Нет, не кончилась старая вражда между Кохом и Пастером, а точнее, нелюбовь первого ко второму. Еще точнее — вражда между Германией и Францией. Со времен франко-прусской войны ни один французский врач не переезжал германской границы, и до самого 1890 года не было в Германии ни одного международного медицинского съезда.
И надо же быть такому совпадению, чтобы два столпа тогдашней медицины — Кох и Пастер — жили и работали в этих двух враждующих государствах! Пастер, тот, в сущности, давно позабыл все свои споры с Кохом и обиды на него. Пастеру просто было не до Коха — он переживал самый важный, самый трудный и самый славный период своей замечательной жизни. Как раз в 1885 году, когда Кох ставил бактериологию на службу здравоохранению, Пастер сделал прививку ослабленного яда бешенства первому человеческому существу, и первое в истории человечества существо это — мальчик Жозеф Мейстер — не заболел водобоязнью. Через год из далеких смоленских лесов пришли к Пастеру в Париж шестнадцать русских крестьян, укушенных бешеным волком. Их он тоже спас от мучительной смерти.
Имя Пастера гремело по всему земному шару — имя спасителя человечества. Это был единственный ученый, чья слава вознеслась выше славы Роберта Коха. И Кох восьмидесятых годов не мог и не хотел с этим смириться…
Да, это был уже не тот скромный провинциальный ученый, который счастлив был первым признанием своих заслуг перед наукой в 1876 году, и даже не тот Кох, который после открытия туберкулезной бациллы тихонько утирал слезы умиления после своего триумфального выступления на заседании Физиологического общества в Берлине. Теперь для него не было ни авторитетов, ни имен, достойных преклонения.
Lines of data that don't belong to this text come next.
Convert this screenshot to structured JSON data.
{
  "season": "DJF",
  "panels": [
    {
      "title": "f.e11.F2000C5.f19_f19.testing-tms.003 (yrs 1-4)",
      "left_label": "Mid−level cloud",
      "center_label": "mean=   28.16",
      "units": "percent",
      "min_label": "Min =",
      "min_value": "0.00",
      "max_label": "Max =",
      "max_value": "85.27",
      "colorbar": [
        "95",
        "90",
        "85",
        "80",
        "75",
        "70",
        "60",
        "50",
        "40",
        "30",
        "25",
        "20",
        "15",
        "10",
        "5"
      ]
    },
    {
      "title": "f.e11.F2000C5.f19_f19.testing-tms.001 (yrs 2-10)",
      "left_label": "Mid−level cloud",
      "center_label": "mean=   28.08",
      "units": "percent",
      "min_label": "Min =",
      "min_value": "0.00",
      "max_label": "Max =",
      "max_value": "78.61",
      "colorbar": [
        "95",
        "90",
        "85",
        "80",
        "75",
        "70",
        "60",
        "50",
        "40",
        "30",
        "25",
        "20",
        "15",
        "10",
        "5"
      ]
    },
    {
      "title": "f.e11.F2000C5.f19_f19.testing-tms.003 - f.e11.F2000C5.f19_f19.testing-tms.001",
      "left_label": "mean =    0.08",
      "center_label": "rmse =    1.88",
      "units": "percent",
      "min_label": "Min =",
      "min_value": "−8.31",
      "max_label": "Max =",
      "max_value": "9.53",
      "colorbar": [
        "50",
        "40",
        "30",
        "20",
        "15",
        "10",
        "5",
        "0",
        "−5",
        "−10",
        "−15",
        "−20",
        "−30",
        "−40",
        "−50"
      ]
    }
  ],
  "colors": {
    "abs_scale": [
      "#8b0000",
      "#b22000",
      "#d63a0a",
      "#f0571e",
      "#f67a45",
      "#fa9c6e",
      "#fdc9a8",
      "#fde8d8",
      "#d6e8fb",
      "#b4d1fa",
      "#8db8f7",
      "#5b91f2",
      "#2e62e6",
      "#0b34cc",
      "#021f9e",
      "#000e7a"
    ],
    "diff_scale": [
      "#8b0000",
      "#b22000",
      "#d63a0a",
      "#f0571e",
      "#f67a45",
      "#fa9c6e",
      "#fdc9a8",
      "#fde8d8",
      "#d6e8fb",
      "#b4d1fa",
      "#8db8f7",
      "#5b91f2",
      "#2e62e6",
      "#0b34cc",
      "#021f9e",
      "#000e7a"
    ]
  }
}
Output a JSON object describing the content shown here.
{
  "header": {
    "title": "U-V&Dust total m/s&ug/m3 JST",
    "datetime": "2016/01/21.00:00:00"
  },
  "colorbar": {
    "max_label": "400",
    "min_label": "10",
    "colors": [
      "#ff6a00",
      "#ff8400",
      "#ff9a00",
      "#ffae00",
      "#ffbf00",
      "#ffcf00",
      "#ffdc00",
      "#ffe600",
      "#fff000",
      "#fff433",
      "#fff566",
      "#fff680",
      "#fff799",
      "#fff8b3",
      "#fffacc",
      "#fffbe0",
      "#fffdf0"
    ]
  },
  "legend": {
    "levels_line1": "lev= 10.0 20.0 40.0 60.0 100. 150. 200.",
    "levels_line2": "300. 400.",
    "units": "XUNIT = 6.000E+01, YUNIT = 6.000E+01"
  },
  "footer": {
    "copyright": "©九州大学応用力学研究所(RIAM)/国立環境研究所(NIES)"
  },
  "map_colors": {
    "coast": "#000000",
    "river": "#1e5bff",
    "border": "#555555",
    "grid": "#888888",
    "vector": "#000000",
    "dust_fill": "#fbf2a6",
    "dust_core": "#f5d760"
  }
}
Он очень ревностно относился к работам своих учеников и очень ревниво к трудам других ученых. Как раз в это время в этот институт приезжал к нему Илья Мечников — создатель теории фагоцитарного иммунитета, и Кох принял его высокомерно и надменно. Но он не жалел ни времени, ни собственных идей, чтобы помочь и подсказать путь в исследованиях Гаффки — старому своему ученику, японцу Китазато и Эмилю Берингу — новым ученикам. Этих двух он натолкнул на мысль заняться исследованием свойств сыворотки крови, и всем известно, чем эти исследования кончились: Эмиль Беринг и Китазато стали родоначальниками сывороточного лечения. Оба они создали знаменитую противодифтерийную и противостолбнячную сыворотки, и оба в дальнейшем сделали немало важных и ценных для медицины открытий, прославивших коховскую школу.
Но и в среде своих учеников Кох теперь был уже не просто заботливым, опытным учителем — он оставался даже в своей лаборатории прославленным гениальным ученым. Он не терпел никаких возражений против своих установок и теорий, был холоден и немногословен, держал себя так, что каждый из его близких сотрудников постоянно чувствовал: между мной и ним лежит непроходимая пропасть, и никогда мне не дотянуться до него… Ученики, ассистенты, сотрудники, при всем своем преклонении перед его заслугами, не столько любили, сколько боялись его, никто из них не решался перечить Коху, и частенько они вынуждены были поддакивать ему, идя наперекор собственным убеждениям и совести в тех случаях, когда он был явно не прав.
Впрочем, один из них решился вступить в спор с Кохом…
Эмиль Беринг пришел в институт будучи военным врачом. Очень талантливый, вдумчивый и честный, он представлял собой образец настоящего ученого. Кох охотно принял его к себе, понимая, что этот не подведет, что, пожалуй, даже прославит его школу. До поры до времени все шло хорошо, пока Беринг не вздумал влезть в область, в которой Кох считал себя полным монополистом, — в область туберкулеза.
Вопреки мнению Коха Беринг осмелился высказать соображение, что заболевание туберкулезом происходит у человека в детском возрасте, хотя проявиться может и позже. Кох же утверждал, что первичное заражение может наступить и у взрослых. По этому поводу Кох довольно резко поспорил с Берингом, стал относиться к нему после этого спора более холодно, хотя Беринг имел все основания считать себя одним из лучших и любимейших учеников Коха. Разрыва на этот раз не последовало — Кох стерпел, хотя и не согласился.
Вторично спор разыгрался куда более принципиальный, и тут Кох не пожелал больше терпеть возле себя крамольного ученика. Он, Кох, утверждал и доказывал, что туберкулезная бацилла человека совершенно отлична от бациллы животных, что мясо и молоко больных туберкулезом коров и коз не опасно для человека и заболевание не может перейти через эти продукты от животных к людям. Беринг с упрямством, достойным коховского ученика, доказывал обратное: человек вполне может заразиться и заражается от животного, и как раз через молоко и мясо; он даже предложил первую вакцину против туберкулеза животных.